There are, of course, some commendable ideas in the report, for instance when it comes to energy savings (yes, it's a good idea to turn off the lights when you leave your office). But the rest of the recommendations are informed by just two principles: centralize and standardize. The distributed nature of many services at UCB, along with the diversification it entails, are identified as cost sources. The proposed solution is to centralize as much as possible the delivery of services, not just to achieve economies of scale but also to bring about increased efficiencies when the units reach a given critical mass – the appropriate size (measured in FTEs) to allow for a more rational allocation of tasks.
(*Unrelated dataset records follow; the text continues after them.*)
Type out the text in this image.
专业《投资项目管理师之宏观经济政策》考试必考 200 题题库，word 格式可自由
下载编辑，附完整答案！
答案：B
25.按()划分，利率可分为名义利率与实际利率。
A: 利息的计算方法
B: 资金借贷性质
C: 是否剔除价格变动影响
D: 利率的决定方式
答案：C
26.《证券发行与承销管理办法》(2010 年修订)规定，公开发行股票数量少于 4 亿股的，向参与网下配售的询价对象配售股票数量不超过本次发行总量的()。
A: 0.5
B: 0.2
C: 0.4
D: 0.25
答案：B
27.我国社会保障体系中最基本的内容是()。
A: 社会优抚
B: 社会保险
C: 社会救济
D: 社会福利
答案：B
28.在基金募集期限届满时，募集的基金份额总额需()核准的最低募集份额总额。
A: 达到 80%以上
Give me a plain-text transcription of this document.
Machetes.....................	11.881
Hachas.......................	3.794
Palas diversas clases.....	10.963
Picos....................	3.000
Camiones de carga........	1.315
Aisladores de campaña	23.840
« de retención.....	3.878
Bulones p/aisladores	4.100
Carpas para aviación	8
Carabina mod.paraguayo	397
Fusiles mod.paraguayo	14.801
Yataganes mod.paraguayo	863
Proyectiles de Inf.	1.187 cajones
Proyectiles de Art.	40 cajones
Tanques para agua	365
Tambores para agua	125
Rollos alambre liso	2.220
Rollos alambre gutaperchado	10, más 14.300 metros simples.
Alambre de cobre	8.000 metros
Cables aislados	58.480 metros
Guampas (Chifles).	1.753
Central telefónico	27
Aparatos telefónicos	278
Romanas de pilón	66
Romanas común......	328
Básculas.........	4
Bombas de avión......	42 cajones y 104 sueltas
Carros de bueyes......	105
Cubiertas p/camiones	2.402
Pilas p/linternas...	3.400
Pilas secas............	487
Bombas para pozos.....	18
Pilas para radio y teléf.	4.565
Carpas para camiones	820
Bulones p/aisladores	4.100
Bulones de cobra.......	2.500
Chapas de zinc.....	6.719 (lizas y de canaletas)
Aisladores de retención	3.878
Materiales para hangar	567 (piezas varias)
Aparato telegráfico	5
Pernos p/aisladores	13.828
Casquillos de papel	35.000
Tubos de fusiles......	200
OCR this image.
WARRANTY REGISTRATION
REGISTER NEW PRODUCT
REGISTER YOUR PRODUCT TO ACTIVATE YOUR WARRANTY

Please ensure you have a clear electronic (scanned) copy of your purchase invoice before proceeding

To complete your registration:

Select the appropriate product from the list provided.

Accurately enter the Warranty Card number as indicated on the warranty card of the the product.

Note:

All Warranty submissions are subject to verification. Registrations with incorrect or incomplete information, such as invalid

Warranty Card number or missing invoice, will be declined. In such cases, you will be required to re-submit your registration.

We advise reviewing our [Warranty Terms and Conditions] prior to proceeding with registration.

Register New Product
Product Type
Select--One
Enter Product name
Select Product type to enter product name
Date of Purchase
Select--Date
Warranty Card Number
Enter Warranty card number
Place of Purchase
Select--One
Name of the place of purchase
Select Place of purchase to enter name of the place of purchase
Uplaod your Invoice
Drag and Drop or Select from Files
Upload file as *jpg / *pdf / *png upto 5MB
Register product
The report addresses several areas:
- Organizational simplification (including HR, Finance)
- Energy management
- Student services
- Space management
The main thrust of the report seems to be that about $100M of potential savings can be achieved by reducing diversification in the delivery of services, downsizing and re-organizing lower-level staff, and centralizing many functions. (I also could not help noticing how the report makes no mention of the extravagant expenses incurred by the supposedly self-sufficient UCB Athletics department, which, have been consistently backfilled with campus funds for many years.)
It is also important to take notice not just of the substance of the recommendations, but also the manner of their implementation. Bain envisages these changes to be brought about in a completely top-down manner (the word they use, of course, is "cascaded"), with no participation by the staff and faculty that would bear the brunt of these measures.
And all this, of course, cost Berkeley about three million dollars. I am sure many of our own faculty at business schools across the system could have come up with better solutions for a lot less.